Supply chain disruptions can jeopardise project returns.

The mining sector faces significant political risks, driven by geopolitical trends, government policies, and supply chain disruptions. The demand for critical minerals intensifies this volatility, with governments and businesses prioritising their security, a Marsh insight said.

To address these challenges, companies should assess political risk exposure across their supply chains, Christopher Partridge, global mining leader, wrote in a Marsh insight titled “Geopolitics and geology: Enhancing mining companies’ resilience amid political risk uncertainty.”

Supply chain disruptions, often stemming from broader geopolitical tensions, can jeopardise project returns. Recent examples include shipping delays and increased costs due to disruptions like Houthi attacks in the Red Sea.

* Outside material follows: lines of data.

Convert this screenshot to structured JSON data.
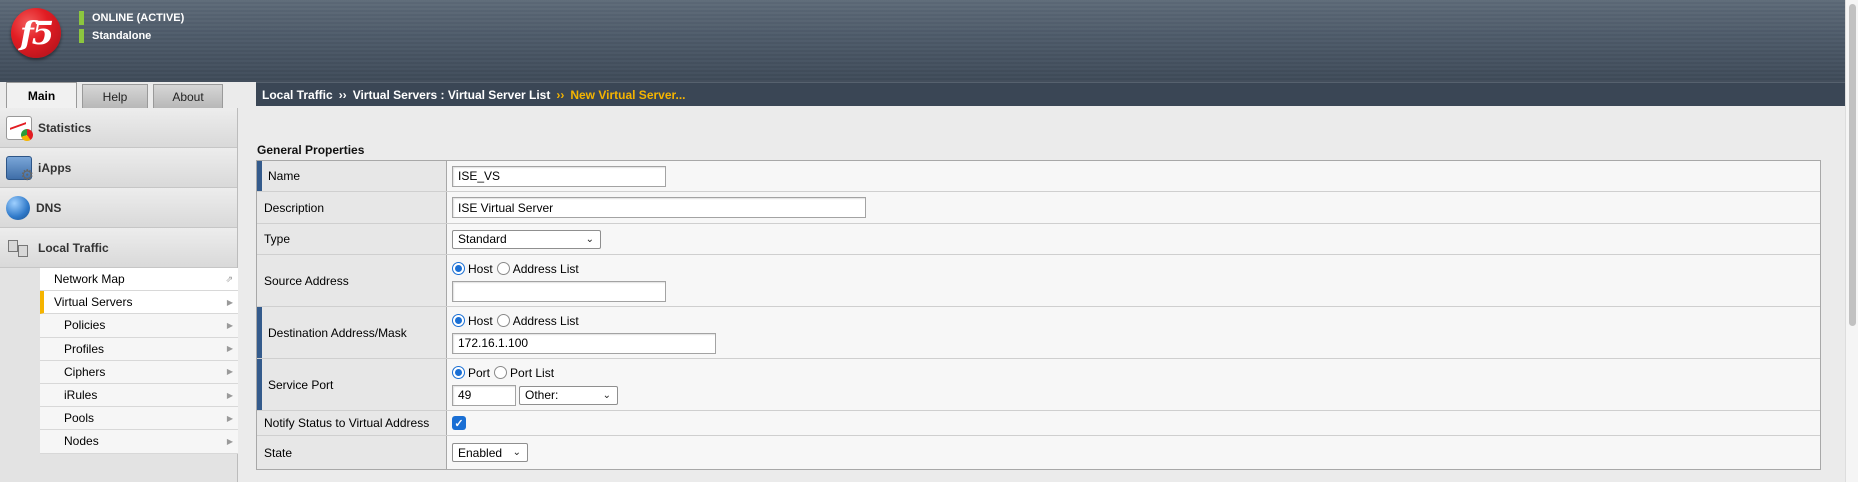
{
  "header": {
    "logo_text": "f5",
    "status_line1": "ONLINE (ACTIVE)",
    "status_line2": "Standalone",
    "status_color": "#8cc63f"
  },
  "tabs": [
    {
      "label": "Main",
      "active": true
    },
    {
      "label": "Help",
      "active": false
    },
    {
      "label": "About",
      "active": false
    }
  ],
  "breadcrumb": {
    "part1": "Local Traffic",
    "sep1": "››",
    "part2": "Virtual Servers : Virtual Server List",
    "sep2": "››",
    "current": "New Virtual Server...",
    "current_color": "#f5b400"
  },
  "sidebar": {
    "categories": [
      {
        "label": "Statistics",
        "icon": "statistics-icon"
      },
      {
        "label": "iApps",
        "icon": "iapps-icon"
      },
      {
        "label": "DNS",
        "icon": "dns-icon"
      },
      {
        "label": "Local Traffic",
        "icon": "local-traffic-icon"
      }
    ],
    "local_traffic_items": [
      {
        "label": "Network Map",
        "level": 1,
        "icon": "external-link-icon"
      },
      {
        "label": "Virtual Servers",
        "level": 1,
        "active": true
      },
      {
        "label": "Policies",
        "level": 2
      },
      {
        "label": "Profiles",
        "level": 2
      },
      {
        "label": "Ciphers",
        "level": 2
      },
      {
        "label": "iRules",
        "level": 2
      },
      {
        "label": "Pools",
        "level": 2
      },
      {
        "label": "Nodes",
        "level": 2
      }
    ]
  },
  "form": {
    "section_title": "General Properties",
    "name_label": "Name",
    "name_value": "ISE_VS",
    "description_label": "Description",
    "description_value": "ISE Virtual Server",
    "type_label": "Type",
    "type_value": "Standard",
    "source_label": "Source Address",
    "source_opt_host": "Host",
    "source_opt_list": "Address List",
    "source_selected": "Host",
    "source_value": "",
    "dest_label": "Destination Address/Mask",
    "dest_opt_host": "Host",
    "dest_opt_list": "Address List",
    "dest_selected": "Host",
    "dest_value": "172.16.1.100",
    "port_label": "Service Port",
    "port_opt_port": "Port",
    "port_opt_list": "Port List",
    "port_selected": "Port",
    "port_value": "49",
    "port_type_value": "Other:",
    "notify_label": "Notify Status to Virtual Address",
    "notify_checked": true,
    "state_label": "State",
    "state_value": "Enabled"
  },
  "accent_color": "#345b8c"
}
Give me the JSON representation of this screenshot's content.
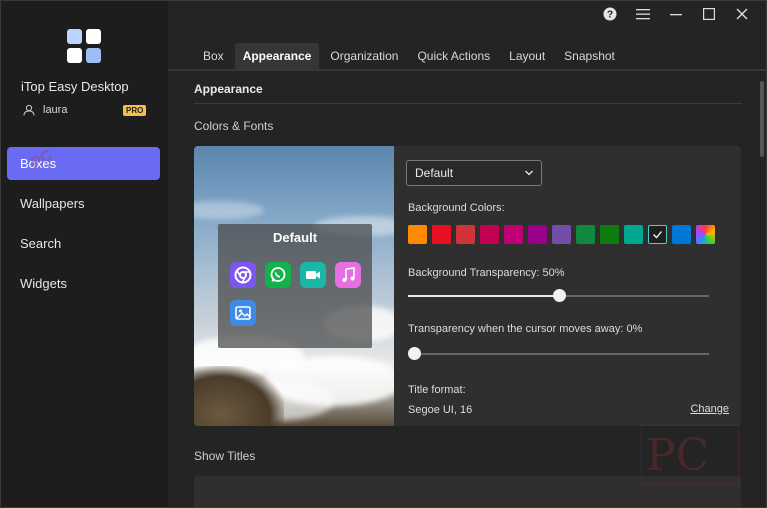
{
  "app": {
    "name": "iTop Easy Desktop",
    "user": "laura",
    "badge": "PRO"
  },
  "sidebar": {
    "items": [
      {
        "label": "Boxes",
        "active": true
      },
      {
        "label": "Wallpapers"
      },
      {
        "label": "Search"
      },
      {
        "label": "Widgets"
      }
    ]
  },
  "tabs": [
    {
      "label": "Box"
    },
    {
      "label": "Appearance",
      "active": true
    },
    {
      "label": "Organization"
    },
    {
      "label": "Quick Actions"
    },
    {
      "label": "Layout"
    },
    {
      "label": "Snapshot"
    }
  ],
  "content": {
    "section_title": "Appearance",
    "colors_fonts_label": "Colors & Fonts",
    "preview_box_title": "Default",
    "dropdown_value": "Default",
    "background_colors_label": "Background Colors:",
    "swatch_colors": [
      "#ff8a00",
      "#e81123",
      "#d13438",
      "#c30052",
      "#bf0077",
      "#9a0089",
      "#744da9",
      "#10893e",
      "#107c10",
      "#00a88f",
      "selected",
      "#0078d7",
      "multicolor"
    ],
    "transparency_label": "Background Transparency: 50%",
    "transparency_value": 50,
    "cursor_transparency_label": "Transparency when the cursor moves away: 0%",
    "cursor_transparency_value": 0,
    "title_format_label": "Title format:",
    "title_format_value": "Segoe UI, 16",
    "change_link": "Change",
    "show_titles_label": "Show Titles"
  },
  "watermark": {
    "pc_logo": "PC"
  },
  "colors": {
    "accent": "#6a6af5",
    "badge": "#f2c14b",
    "selected_border": "#4bd0c7"
  }
}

Countries' dominance in key supply chains, like China's in mineral processing, heightens economic disruption risks. 

ALSO READ: 1 in 3 executives dread political risk in 2024

Policy changes, such as China's rare earth ban, underline the need for diversified supply chains.

Governments' focus on national supply chain resilience affects mining companies, with subsidies and trade policies influencing investment decisions. Despite challenges, identifying and managing geopolitical risks in emerging markets can yield high returns.

As governments seek revenue from natural resources, protectionist measures may emerge, necessitating robust political risk insurance. Investments in sustainability can mitigate risks and foster positive relationships with governments.

Election years and changing policies add further complexity to mining risks, highlighting the need for sophisticated risk management strategies to drive shareholder value.